Al final de su vida se preguntará de quién es hijo. ¿De la tata, que lo cuidó y le enseñó el mundo cuando niño? ¿De la monitora de la guardería, con la que aprendió a colorear, que le contó cuentos, que hizo juegos divertidos con él y con los demás? ¿De sus profes del colegio, que le explicaron, hasta donde sabían, los misterios del mundo y del universo? ¿De la tele, que les mostró (¿) cómo es el mundo? ¿De los amigos, de sus amigas?
Probablemente será un huérfano perdido y desorientado, y ya de mayor tratará de recordar las enseñanzas de su padre y de su madre. Y, evidentemente, no las recordará, y no por falta de memoria, sino porque no existieron.

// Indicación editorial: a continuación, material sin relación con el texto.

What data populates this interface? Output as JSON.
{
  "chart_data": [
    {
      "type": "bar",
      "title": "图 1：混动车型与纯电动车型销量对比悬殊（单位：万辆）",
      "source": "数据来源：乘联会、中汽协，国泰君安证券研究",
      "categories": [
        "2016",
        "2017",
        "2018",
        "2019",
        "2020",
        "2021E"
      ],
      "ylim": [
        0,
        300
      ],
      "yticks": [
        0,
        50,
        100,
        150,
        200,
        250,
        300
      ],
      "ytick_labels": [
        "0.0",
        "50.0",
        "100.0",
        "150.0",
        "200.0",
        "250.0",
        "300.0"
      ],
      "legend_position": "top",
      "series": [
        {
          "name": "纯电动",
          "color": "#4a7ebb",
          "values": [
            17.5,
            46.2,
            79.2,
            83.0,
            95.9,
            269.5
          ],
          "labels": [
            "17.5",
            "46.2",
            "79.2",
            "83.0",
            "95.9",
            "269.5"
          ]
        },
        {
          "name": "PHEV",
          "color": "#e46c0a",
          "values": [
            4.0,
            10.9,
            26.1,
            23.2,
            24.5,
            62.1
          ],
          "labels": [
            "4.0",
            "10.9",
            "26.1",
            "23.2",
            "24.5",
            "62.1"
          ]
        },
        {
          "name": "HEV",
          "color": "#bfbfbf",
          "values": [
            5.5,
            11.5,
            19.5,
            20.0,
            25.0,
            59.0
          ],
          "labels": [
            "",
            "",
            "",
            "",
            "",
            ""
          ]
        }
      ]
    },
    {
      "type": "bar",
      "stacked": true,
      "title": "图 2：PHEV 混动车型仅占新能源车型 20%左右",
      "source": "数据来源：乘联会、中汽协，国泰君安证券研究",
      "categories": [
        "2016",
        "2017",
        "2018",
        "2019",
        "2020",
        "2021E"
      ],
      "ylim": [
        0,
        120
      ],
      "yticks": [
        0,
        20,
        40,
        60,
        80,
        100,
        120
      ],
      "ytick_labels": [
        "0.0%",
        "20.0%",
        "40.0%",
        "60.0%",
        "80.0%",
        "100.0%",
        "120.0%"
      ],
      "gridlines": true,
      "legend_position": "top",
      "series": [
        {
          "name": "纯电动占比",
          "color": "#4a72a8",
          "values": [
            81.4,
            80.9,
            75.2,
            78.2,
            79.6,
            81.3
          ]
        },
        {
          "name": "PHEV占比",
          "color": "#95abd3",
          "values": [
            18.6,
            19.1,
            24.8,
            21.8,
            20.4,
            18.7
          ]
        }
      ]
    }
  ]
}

Pero todo esto no tiene la menor importancia para los del becerro de oro. Ellos tienen a los utópicos que ponen en marcha sus ideas, las difunden y las hacen de obligado cumplimiento. Es un filón. Tienen mano de obra a chorros, manejable, barata y de fácil gobierno. Tenemos mujeres “liberadas” de dependientas en los comercios, de limpiadoras, de empleadas en los bancos, de obreras en las fábricas, de camareras en los bares, etc. etc. Todos, trabajos en los que desarrollar la personalidad, demostrar su valía, donde no tener nadie que la esclavice ni le exija, ser bien considerada, y en suma sentirse “liberada”. Al fin pudo dejar de lado su casa, casa de los horrores, del suplicio, de la humillación.
Y yo lo veo todo ello muy bien, salvo que una mujer quiera tener un hijo. Un hijo es más importante que toda su pretendida y falsa “liberación”. No solo es una responsabilidad, es la más importante bella tarea que se puede emprender en la vida.
Nota del especialista danés Niels Meter Ryggard:
Nos ha llevado dos millones de años el clarificar y refinar la relación temprana madre-niño pequeño… y apenas 15 años en destruirla. Después de la Segunda Guerra Mundial, con una aceleración hacia 1960, comenzamos con la más grande experimentación social que se haya nunca hecho en el mundo occidental: madres de niños en edad preescolar y de bebés salieron a trabajar fuera de sus hogares, alejadas de sus niños. Esto no solo cambió nuestra cultura: creencias religiosas, estructuras familiares, tradiciones, hábitos alimenticios, número de niños en la familia, ingresos familiares…, sino que también transformó la relación madre-hijo, llevándola a una forma completamente nueva de educar al niño. La forma de aprender a desarrollarse como seres humanos desde la más tierna infancia sufrió un giro de 180°. Hoy somos, probablemente, la única especie de mamíferos donde la madre y el bebé no permanecen juntos inseparables hasta por lo menos los dos o tres primeros años de vida. Pregunte a los gorilas o a las ballenas azules, y ellos sacudirán la cabeza atónitos.